Kurz vor dem Schleudertrauma lasse ich das Kopfschütteln und fasse den Schmarrn, den mein Mann gerade von sich gegeben hat, zusammen:
»Soll heißen: Agatha Christie hat zwei geniale Ermittler erschaffen: Miss Marple und Hercule Poirot. Während der Mann der geniale Ermittler ist, ist die Frau nur eine …«
»… gelangweilte Gschaftsnasen im Wetterfleck! Und drum ist es besser, du überlässt die Sache mit der Fürstenbrunner Leiche den Profis. Es sei denn, du willst dich lächerlich machen.« Er schaut mich herausfordernd an. Die Antwort, die mir auf der Zunge liegt, verbeiße ich mir mühsam.

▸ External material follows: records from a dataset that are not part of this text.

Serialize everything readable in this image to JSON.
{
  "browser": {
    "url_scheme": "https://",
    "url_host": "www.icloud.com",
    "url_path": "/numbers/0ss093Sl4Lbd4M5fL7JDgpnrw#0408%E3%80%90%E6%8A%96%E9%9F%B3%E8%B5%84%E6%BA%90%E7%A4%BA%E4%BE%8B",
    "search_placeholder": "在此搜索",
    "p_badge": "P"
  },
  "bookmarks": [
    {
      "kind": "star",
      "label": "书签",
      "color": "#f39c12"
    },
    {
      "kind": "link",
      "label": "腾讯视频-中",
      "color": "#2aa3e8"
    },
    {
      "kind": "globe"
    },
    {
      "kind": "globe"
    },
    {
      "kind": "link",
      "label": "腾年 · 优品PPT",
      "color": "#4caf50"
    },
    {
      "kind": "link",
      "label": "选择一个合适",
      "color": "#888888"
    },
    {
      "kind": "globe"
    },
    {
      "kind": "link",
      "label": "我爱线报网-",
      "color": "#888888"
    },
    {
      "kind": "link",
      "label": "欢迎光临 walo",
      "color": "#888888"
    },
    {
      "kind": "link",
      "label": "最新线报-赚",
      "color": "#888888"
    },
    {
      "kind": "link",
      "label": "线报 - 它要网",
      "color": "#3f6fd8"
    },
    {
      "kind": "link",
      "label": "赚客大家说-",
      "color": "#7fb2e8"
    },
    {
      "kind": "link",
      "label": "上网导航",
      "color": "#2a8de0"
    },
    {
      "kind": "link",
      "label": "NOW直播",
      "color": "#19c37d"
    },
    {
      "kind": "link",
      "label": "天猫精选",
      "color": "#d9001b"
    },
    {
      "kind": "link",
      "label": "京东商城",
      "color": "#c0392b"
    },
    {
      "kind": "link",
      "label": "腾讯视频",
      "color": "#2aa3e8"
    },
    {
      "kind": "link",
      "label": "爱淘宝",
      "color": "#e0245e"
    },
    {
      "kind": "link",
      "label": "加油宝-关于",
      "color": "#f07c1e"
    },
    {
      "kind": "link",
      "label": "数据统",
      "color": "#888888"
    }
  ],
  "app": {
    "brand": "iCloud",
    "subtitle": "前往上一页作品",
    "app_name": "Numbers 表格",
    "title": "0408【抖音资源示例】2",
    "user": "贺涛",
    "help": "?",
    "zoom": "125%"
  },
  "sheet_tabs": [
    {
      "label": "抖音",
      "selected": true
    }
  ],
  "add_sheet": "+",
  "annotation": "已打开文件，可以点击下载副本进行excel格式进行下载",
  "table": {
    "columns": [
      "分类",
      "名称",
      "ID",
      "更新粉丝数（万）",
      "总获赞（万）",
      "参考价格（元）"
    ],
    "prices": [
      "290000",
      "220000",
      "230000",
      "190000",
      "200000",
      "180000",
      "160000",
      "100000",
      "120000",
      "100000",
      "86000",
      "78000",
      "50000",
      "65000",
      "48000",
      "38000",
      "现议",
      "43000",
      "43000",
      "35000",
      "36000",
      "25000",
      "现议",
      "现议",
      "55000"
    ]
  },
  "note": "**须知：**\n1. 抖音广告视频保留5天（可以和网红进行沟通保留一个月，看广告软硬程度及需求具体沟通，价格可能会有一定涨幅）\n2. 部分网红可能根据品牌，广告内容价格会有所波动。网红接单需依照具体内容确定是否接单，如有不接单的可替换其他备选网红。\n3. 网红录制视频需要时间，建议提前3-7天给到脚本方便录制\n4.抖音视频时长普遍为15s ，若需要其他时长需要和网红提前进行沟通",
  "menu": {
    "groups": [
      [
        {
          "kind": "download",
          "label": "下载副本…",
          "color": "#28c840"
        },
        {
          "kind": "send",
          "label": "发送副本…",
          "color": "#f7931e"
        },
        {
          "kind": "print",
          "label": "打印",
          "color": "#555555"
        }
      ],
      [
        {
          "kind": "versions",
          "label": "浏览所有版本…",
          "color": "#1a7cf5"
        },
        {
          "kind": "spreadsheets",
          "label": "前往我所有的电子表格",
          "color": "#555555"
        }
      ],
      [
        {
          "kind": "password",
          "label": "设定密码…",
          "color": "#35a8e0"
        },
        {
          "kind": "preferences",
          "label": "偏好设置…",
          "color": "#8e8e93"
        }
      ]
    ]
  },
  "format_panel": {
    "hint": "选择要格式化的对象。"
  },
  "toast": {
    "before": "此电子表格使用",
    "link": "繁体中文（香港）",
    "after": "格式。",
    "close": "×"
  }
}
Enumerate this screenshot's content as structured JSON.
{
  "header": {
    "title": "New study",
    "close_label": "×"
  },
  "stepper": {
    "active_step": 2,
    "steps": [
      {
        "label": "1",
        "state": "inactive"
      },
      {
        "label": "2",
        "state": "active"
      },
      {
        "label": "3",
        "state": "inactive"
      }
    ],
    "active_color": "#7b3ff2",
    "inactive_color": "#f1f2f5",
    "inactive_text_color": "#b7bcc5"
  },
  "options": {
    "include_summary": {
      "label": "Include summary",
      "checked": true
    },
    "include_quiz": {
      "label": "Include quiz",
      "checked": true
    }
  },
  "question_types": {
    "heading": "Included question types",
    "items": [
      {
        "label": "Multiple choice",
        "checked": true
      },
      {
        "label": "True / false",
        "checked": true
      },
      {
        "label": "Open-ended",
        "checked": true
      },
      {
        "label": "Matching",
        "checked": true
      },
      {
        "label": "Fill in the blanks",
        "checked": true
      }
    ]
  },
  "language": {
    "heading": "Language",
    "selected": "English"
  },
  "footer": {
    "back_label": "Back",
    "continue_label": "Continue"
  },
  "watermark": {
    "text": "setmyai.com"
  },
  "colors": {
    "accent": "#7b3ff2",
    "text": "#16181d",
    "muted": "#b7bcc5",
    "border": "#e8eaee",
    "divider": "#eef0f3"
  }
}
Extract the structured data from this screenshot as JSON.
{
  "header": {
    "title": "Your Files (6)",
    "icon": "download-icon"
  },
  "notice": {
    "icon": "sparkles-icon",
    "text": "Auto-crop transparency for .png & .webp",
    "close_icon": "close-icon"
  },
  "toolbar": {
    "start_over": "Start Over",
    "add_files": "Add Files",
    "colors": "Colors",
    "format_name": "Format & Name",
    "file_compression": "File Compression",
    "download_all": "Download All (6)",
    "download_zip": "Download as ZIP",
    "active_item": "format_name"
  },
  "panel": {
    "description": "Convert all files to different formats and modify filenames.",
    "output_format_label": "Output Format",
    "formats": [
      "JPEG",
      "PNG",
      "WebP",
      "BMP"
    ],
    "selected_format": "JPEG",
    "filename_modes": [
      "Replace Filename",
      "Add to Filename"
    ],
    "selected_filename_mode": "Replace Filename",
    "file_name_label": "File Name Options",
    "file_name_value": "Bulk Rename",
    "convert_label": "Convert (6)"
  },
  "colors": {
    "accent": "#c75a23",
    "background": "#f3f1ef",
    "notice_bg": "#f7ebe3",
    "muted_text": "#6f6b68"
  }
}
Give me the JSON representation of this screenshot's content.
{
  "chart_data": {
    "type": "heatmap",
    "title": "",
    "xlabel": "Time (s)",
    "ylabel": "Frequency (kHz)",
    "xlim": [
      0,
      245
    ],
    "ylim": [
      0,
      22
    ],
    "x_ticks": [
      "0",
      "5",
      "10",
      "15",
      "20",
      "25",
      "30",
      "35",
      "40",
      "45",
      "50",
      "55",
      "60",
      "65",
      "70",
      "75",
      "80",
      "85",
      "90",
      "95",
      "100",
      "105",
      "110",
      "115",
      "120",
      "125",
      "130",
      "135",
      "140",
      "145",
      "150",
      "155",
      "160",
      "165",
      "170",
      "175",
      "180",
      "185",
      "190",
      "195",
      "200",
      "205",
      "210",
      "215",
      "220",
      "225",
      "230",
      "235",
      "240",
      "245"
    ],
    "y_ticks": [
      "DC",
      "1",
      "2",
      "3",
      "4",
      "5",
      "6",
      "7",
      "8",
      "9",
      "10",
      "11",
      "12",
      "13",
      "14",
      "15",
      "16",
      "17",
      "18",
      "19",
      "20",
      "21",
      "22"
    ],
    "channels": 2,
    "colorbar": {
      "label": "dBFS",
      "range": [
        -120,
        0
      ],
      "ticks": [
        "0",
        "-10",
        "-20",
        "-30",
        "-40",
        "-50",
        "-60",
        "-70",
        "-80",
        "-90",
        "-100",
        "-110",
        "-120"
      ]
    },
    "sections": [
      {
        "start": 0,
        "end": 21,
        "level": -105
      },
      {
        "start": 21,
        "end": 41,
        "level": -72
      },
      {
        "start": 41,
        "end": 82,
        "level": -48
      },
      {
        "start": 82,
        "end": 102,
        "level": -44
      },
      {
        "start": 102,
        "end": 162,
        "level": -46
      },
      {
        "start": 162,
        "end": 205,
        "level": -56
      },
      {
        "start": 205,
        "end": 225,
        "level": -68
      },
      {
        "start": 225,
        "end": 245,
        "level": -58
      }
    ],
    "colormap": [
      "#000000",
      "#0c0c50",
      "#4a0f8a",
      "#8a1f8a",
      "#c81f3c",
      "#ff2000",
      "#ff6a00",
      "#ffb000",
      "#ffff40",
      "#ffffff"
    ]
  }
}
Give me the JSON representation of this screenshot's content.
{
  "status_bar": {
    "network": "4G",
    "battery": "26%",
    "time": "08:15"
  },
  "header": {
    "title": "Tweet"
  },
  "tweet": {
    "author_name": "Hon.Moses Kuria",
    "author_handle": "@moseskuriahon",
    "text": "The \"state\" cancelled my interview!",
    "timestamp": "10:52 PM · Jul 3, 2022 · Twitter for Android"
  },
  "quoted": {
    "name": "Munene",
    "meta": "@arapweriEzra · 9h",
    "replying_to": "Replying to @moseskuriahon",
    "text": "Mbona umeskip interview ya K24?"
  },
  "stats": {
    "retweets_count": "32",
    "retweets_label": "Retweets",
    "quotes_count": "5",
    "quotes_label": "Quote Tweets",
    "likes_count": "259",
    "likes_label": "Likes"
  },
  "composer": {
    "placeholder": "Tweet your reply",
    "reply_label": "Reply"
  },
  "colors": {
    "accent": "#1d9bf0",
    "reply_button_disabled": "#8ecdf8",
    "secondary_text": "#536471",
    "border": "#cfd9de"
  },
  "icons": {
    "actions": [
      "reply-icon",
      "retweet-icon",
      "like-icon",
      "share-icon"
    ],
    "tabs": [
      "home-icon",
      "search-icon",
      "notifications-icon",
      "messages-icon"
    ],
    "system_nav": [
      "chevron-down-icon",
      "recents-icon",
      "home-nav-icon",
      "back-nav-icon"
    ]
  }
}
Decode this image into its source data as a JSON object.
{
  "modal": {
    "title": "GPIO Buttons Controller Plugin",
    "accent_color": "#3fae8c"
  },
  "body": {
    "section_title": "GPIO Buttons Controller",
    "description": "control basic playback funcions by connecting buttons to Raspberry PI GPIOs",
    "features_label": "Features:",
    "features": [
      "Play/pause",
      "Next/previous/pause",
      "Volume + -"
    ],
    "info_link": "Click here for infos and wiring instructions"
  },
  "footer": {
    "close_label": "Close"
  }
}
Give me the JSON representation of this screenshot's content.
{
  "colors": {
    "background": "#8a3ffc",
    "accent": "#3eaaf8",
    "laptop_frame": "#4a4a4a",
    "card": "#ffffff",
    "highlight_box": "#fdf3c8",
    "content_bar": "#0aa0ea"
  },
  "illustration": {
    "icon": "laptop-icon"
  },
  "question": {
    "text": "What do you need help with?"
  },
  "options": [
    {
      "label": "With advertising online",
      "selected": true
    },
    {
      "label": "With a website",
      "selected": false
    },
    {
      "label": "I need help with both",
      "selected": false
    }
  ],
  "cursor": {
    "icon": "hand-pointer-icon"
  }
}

Als nach ein paar Sekunden immer noch kein Einwand meinerseits kommt, gibt er mir ein Bussi auf die Nasenspitze. Es kostet mich kolossale Überwindung, den Kopf nicht wegzudrehen.
Er schnappt sich den Autoschlüssel und schaut auf die Uhr. »Und: Bitte zieh dir was anderes an!«
»Ich gehe so oder gar nicht!« Schließlich bin ich ein großes Mädchen und habe meine Prinzipien.
Zehn Minuten später sitzen wir im Auto: er im Pulli, ich im Dirndl. So viel zum Thema Konsequenz.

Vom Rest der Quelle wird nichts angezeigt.